The Venice International Film Festival wrapped up on Saturday, ending with the presentation of its coveted Golden Lion award.
The festival came to an end billed as a re-launch of global cinema, despite having been marked by facemasks and missing stars. It was the first international cinema event to be physically held, despite the film industry having been quite severely bruised by the novel coronavirus (COVID-19) crisis.
Throughout the 11 days of meetings and film screenings, theatregoers were masked and the red carpet eerily devoid of the screaming fans and paparazzi of previous years.
The festival’s 77th edition took place against an unprecedented backdrop, in a year where theatres worldwide have been closed, and film sets were shut down. As a result, filmgoers were also significantly affected, forced to embrace streaming video at home instead, during the months of coronavirus-imposed lockdown.
The Australian actress, Cate Blanchett, presided over the festival’s proceedings as jury president, one of the few internationally recognised faces of acting present, in person, at the festival.
Nomadland by Chinese director Chloe Zhao scooped the festival’s top prize on Saturday, the first woman to win the Golden Lion award in a decade.
The film, billed as an ode to American wanderlust and the highs and lows of the open road, stars US actress Frances McDormand. It is set among “a motley tribe of ageing van dwellers, down on their luck and roaming the West”. McDormand, a double-Oscar winner, plays a widow who takes to the road after losing her home following the financial meltdown of 2008-2009.
The film’s director picked up the coveted award 10 years after Sofia Coppola’s 2010 win for her film Somewhere, in a year in which nearly half of the films in the main competition were directed by women.
Zhao and McDormand appeared via Zoom from the Rose Bowl in Pasadena, California, where the film had its US premiere on Friday.
Sitting inside the van used in the film, McDormand said, “Thank you so much for letting us come to your festival in this weird, weird world and way.”
“We will see you down the road,” they said in unison, quoting a greeting used by the van dwellers in the film.
The 38-year-old Zhao is one of Hollywood’s hottest new talents, with Variety magazine hailing her last film, The Rider, about a rodeo grunt, as a “mini-masterpiece”. She is currently making the next Marvel film, The Eternals.

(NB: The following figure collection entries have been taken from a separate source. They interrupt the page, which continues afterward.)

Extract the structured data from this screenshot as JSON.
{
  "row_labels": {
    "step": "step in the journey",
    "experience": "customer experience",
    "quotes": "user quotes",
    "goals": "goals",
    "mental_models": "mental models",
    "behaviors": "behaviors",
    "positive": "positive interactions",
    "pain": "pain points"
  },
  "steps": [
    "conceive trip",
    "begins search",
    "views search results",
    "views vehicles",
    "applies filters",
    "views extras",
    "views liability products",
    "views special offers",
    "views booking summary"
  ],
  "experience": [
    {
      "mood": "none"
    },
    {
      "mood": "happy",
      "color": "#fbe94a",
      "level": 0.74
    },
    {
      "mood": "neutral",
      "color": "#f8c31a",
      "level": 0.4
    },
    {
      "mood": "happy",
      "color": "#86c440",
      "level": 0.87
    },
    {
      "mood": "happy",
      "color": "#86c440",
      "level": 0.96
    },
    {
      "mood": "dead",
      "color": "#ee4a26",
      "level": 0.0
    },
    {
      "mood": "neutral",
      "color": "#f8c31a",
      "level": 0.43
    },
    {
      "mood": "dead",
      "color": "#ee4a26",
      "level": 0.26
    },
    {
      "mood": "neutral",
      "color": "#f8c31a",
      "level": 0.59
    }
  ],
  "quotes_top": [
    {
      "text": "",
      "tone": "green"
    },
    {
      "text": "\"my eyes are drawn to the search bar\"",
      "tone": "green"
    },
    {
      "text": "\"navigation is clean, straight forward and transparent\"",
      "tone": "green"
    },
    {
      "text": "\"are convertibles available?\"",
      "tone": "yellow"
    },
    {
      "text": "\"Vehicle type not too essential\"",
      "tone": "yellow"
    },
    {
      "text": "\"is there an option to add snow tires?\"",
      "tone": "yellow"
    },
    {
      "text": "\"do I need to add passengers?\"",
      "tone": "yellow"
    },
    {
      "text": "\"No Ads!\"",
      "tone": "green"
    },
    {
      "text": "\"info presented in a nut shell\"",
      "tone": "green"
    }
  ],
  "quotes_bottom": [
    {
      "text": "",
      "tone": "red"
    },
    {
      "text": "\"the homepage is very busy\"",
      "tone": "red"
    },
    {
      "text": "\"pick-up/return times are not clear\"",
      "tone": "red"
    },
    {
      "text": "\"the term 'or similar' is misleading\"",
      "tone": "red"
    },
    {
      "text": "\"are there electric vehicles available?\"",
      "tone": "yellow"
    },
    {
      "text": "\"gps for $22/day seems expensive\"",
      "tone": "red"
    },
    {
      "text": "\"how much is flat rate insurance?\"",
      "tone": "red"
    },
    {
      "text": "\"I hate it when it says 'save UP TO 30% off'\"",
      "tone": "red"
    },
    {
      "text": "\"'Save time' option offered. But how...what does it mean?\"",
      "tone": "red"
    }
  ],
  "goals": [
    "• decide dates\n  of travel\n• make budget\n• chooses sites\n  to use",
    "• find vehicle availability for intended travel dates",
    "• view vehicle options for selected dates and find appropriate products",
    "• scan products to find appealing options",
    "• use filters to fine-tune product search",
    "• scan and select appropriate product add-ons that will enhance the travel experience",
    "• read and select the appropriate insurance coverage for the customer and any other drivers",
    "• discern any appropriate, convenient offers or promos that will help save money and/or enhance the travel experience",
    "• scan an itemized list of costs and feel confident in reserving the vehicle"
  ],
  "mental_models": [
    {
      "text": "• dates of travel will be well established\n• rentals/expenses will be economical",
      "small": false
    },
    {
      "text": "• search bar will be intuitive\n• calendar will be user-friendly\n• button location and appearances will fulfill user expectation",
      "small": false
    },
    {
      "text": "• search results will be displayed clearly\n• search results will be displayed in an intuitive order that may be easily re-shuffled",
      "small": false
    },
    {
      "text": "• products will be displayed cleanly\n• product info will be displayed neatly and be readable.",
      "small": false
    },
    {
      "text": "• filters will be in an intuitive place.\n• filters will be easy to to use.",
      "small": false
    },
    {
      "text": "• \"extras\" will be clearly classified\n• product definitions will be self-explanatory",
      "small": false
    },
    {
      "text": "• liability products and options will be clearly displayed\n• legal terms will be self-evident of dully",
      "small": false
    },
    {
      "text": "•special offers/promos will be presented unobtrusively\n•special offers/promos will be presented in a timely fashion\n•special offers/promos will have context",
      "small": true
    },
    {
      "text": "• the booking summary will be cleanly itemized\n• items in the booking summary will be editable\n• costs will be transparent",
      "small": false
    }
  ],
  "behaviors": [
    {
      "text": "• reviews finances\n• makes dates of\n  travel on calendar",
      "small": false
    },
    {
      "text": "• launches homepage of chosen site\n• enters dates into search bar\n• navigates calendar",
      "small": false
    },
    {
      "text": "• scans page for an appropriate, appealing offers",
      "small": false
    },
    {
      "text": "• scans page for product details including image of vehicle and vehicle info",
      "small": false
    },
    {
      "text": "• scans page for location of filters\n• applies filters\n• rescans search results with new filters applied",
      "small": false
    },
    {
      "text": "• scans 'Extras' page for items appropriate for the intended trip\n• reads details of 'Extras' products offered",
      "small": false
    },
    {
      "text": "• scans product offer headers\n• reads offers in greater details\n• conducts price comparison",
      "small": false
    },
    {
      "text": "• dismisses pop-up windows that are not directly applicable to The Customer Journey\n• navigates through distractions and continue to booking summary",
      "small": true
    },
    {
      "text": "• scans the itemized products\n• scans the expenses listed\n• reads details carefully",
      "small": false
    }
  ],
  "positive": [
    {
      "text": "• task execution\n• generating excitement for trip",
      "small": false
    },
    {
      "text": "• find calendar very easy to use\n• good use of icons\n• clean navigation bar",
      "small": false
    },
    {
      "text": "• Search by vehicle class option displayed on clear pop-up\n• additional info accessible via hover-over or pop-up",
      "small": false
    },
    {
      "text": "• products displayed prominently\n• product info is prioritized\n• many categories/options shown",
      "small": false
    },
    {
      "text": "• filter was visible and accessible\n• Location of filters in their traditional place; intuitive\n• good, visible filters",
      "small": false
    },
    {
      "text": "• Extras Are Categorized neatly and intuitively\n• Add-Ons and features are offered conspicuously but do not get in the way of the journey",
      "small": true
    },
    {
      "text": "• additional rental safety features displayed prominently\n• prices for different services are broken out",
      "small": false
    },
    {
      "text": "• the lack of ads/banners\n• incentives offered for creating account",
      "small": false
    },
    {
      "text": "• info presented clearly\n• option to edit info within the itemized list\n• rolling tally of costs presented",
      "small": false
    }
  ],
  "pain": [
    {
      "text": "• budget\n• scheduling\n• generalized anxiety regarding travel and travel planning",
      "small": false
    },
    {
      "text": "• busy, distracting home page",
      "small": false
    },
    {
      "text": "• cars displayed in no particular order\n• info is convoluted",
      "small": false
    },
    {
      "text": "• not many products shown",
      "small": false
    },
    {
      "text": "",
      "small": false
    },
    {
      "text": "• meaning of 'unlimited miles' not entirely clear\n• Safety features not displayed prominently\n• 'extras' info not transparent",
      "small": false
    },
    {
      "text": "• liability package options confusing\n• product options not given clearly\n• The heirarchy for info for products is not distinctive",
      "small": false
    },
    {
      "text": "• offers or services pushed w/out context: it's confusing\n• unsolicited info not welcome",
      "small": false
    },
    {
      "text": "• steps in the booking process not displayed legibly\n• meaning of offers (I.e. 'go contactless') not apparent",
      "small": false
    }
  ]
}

Nomadland was loudly applauded when it premiered at Venice on Friday, and had horns honking at a Pasadena drive-in cinema for its US premiere.
The Hollywood Reporter called the film “a unique portrait of outsider existence”, while Variety said it was “a marvel of empathy and introspection.”
Normally attended by over 10,000 film industry executives, critics, journalists, and filmgoers, the Venice International Film Festival was the first major international film competition to go ahead despite the pandemic. Other international film festivals around the world, including its main rival, the Cannes Film Festival, have been cancelled this year due to the circumstances, instead opting to stream films and other events online.
Top Hollywood actors and actresses, including Brad Pitt, Meryl Streep and Scarlett Johansson, were among those to have supplied the celebrity panache at last year’s festival.
But ongoing travel restrictions, especially the travel ban from the US into Europe, mean most Hollywood big names were no-shows this year. Also affected by the ongoing travel restrictions were actors and directors from China, India and South America.
During the festival, critically acclaimed filmmaker Ann Hui and iconic actress Tilda Swinton were each awarded the Golden Lion for Lifetime Achievement .
Accepting the award, Ann Hui declared, “I am so happy to receive this news and honoured for the award! So happy that I feel I cannot find the words. I just hope everything in the world will turn better soon and everybody can feel again as happy as I am in this moment.”
Accepting the award, Tilda Swinton said, “This great festival has been dear to my heart for three decades, and to be honoured in this way is extremely humbling.”
Swinton added, “To come to Venice, this year of all years, to celebrate immortal cinema and its defiant survival in the face of all the challenges that evolution might throw at us all, will be my sincere joy.”
Ann Hui studied at the University of Hong Kong and at the London Film School in the early 1970s. Upon her return to Hong Kong, she worked as the assistant director to martial arts film master King Hu.
Her debut feature film The Secret (1979) starring Sylvia Chang, made Hui one of the key figures in the Hong Kong New Wave film movement. She has continued to contribute to its shaping together with fellow Hong Kong directors Tsui Hark, John Woo, and Patrick Tam. among others.
Tilda Swinton started making films with director Derek Jarman in 1985 with Caravaggio. They made seven more films together, including The Last of England (1987), The Garden (1990), War Requiem (1989), Edward II (for which she won the Best Actress award at the 1991 Venice International Film Festival), and Wittgenstein (1993), before Jarman’s death in 1994. She gained wider international recognition in 1992 with her incomparable portrayal of Orlando (1992), based on the novel by Virginia Woolf under the direction of Sally Potter.